その7

「敵艦隊からの攻撃、停止。

 誘いにも乗ってきません」

 バンデリックは現状報告した。


 サラサ艦隊とベレス艦隊はウェイドン近海で睨み合う形になっていた。


 つい先刻までの激しい砲撃戦は全くなくなり、静かな時を過ごしていた。


「ふうっ……、ようやくこれからが本番ね……」

 サラサは溜息交じりにそう言った。


「珍しいですね……」

 バンデリックは本当に珍しそうにサラサと見た。


 サラサの性格はポジティブなのは明白である。


 それがやれやれ感満載の疲れた感があった。


「艦隊のトップって、大変なのね。

 父上の偉大さが更によく分かったわ」

 サラサは今まで自分がしてきた事を思い返していた。


 そう、随分と好き勝手に戦ってきたと……。


 とは言え、人それぞれ、その時その時の役割というものがあるのだから、過去の戦い方はそれで良かった。


 だが、トップという立場になると、全体を見る必要性と、何よりもかなりの自重に我慢が必要だった。


 それは戦略目標を達成させる為には必要最低限なものだと、改めて思い知らされた感じだった。


 まあ、それでも、比較的自由な裁量を委ねられていたので、かなりマシに思えていた。


 例え、フレックスシス大公の思い通りに動かされているという認識があったとしてでもだ。

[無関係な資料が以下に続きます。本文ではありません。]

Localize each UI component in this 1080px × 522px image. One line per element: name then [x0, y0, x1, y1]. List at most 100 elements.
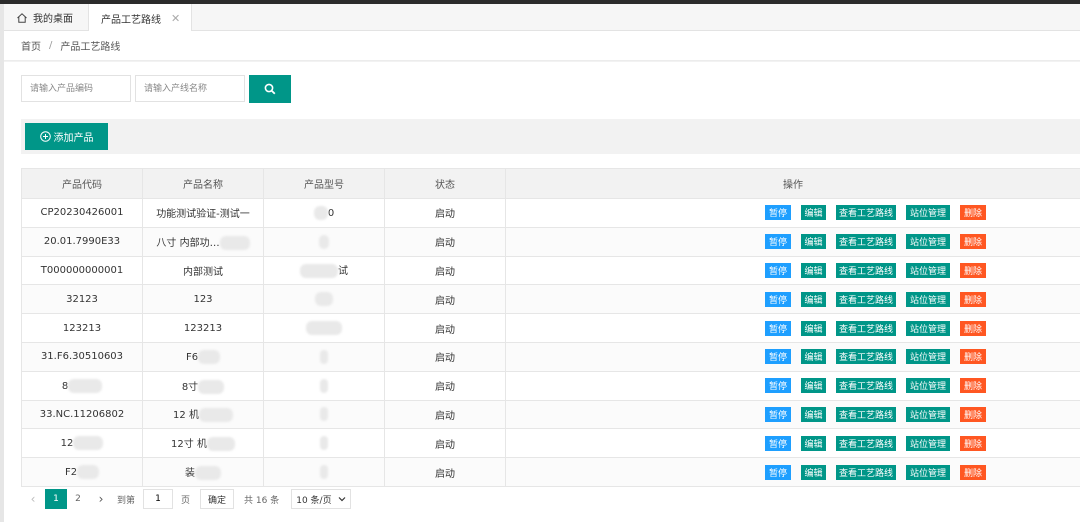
- prev-page-icon[interactable]: ‹: [21, 492, 45, 506]
- edit-button[interactable]: 编辑: [801, 378, 826, 394]
- delete-button[interactable]: 删除: [960, 464, 986, 480]
- search-icon: [264, 83, 276, 95]
- redacted-mask: [320, 407, 328, 422]
- page-1-button[interactable]: 1: [45, 489, 67, 509]
- delete-button[interactable]: 删除: [960, 349, 986, 365]
- column-header: 状态: [384, 168, 506, 199]
- cell-name: 装: [142, 457, 264, 487]
- cell-name: 内部测试: [142, 255, 264, 286]
- status-text: 启动: [435, 324, 455, 336]
- table-row: CP20230426001 功能测试验证-测试一 0 启动 暂停 编辑 查看工艺路线 站位管理…: [21, 198, 1080, 228]
- goto-confirm-button[interactable]: 确定: [200, 489, 235, 509]
- breadcrumb-current: 产品工艺路线: [60, 42, 121, 53]
- view-route-button[interactable]: 查看工艺路线: [836, 262, 896, 278]
- cell-name: 12 机: [142, 399, 264, 430]
- station-manage-button[interactable]: 站位管理: [906, 205, 950, 221]
- cell-name: 123: [142, 284, 264, 315]
- pause-button[interactable]: 暂停: [765, 320, 791, 336]
- pause-button[interactable]: 暂停: [765, 205, 791, 221]
- view-route-button[interactable]: 查看工艺路线: [836, 435, 896, 451]
- redacted-mask: [77, 465, 100, 480]
- station-manage-button[interactable]: 站位管理: [906, 234, 950, 250]
- home-icon: [17, 12, 27, 23]
- view-route-button[interactable]: 查看工艺路线: [836, 320, 896, 336]
- delete-button[interactable]: 删除: [960, 291, 986, 307]
- add-product-button[interactable]: 添加产品: [25, 123, 108, 150]
- delete-button[interactable]: 删除: [960, 234, 986, 250]
- delete-button[interactable]: 删除: [960, 435, 986, 451]
- breadcrumb-home[interactable]: 首页: [21, 38, 41, 53]
- edit-button[interactable]: 编辑: [801, 435, 826, 451]
- search-button[interactable]: [249, 75, 291, 103]
- station-manage-button[interactable]: 站位管理: [906, 349, 950, 365]
- pause-button[interactable]: 暂停: [765, 406, 791, 422]
- view-route-button[interactable]: 查看工艺路线: [836, 464, 896, 480]
- view-route-button[interactable]: 查看工艺路线: [836, 291, 896, 307]
- edit-button[interactable]: 编辑: [801, 291, 826, 307]
- station-manage-button[interactable]: 站位管理: [906, 320, 950, 336]
- view-route-button[interactable]: 查看工艺路线: [836, 205, 896, 221]
- product-name: 12 机: [173, 410, 199, 422]
- station-manage-button[interactable]: 站位管理: [906, 378, 950, 394]
- cell-status: 启动: [384, 313, 506, 343]
- cell-model: 试: [263, 255, 385, 286]
- edit-button[interactable]: 编辑: [801, 349, 826, 365]
- pause-button[interactable]: 暂停: [765, 378, 791, 394]
- status-text: 启动: [435, 410, 455, 422]
- station-manage-button[interactable]: 站位管理: [906, 262, 950, 278]
- cell-model: [263, 399, 385, 430]
- pause-button[interactable]: 暂停: [765, 234, 791, 250]
- table-row: 8 8寸 启动 暂停 编辑 查看工艺路线 站位管理 删除: [21, 370, 1080, 401]
- tab-product-route[interactable]: 产品工艺路线 ✕: [88, 4, 192, 32]
- delete-button[interactable]: 删除: [960, 205, 986, 221]
- view-route-button[interactable]: 查看工艺路线: [836, 378, 896, 394]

「それをお聞きになると、侯爵閣下も大変お喜びになるでしょう」

 バンデリックは苦笑いしながらそう言った。


 あ、まあ、余計な一言だったので、サラサにキッと睨まれたのだった。


「!!!」

 バンデリックは勿論慌てて口を噤んだ。


「そんな事より、現状に変化はないの?」

 サラサはまだ睨んではいたが、戦いの最中なので、自重したようで、報告を求めた。


「ええっと、今の所は……」

とバンデリックは言い掛けた所に、伝達係から紙を渡された。


「敵の上陸部隊に大きな動きあり。

 島の反対側に向かっている模様」

 バンデリックは紙を読み上げた。


「うん」

 サラサはその報告に短く頷いた。


「それをマリック隊が追尾しているとの事です」

 バンデリックは紙をめくって、次の報告を読み上げた。


 マリック隊は今回の作戦の肝となるサラサ艦隊の別働隊だった。


「万事順調ね」

 サラサは笑顔でそう答えた。


 作戦は上手く行っていた。


 そして、自分で実行する事も面白いのだが、人が作戦通り動いてくれる醍醐味というものも感じていた。


「よし、我々は目の前の艦隊が向こうに行かないように、監視を怠らないように。

 敵艦隊が動いたら、こちらも動くわよ」

 サラサは改めて気を引き締めるように命令を下した。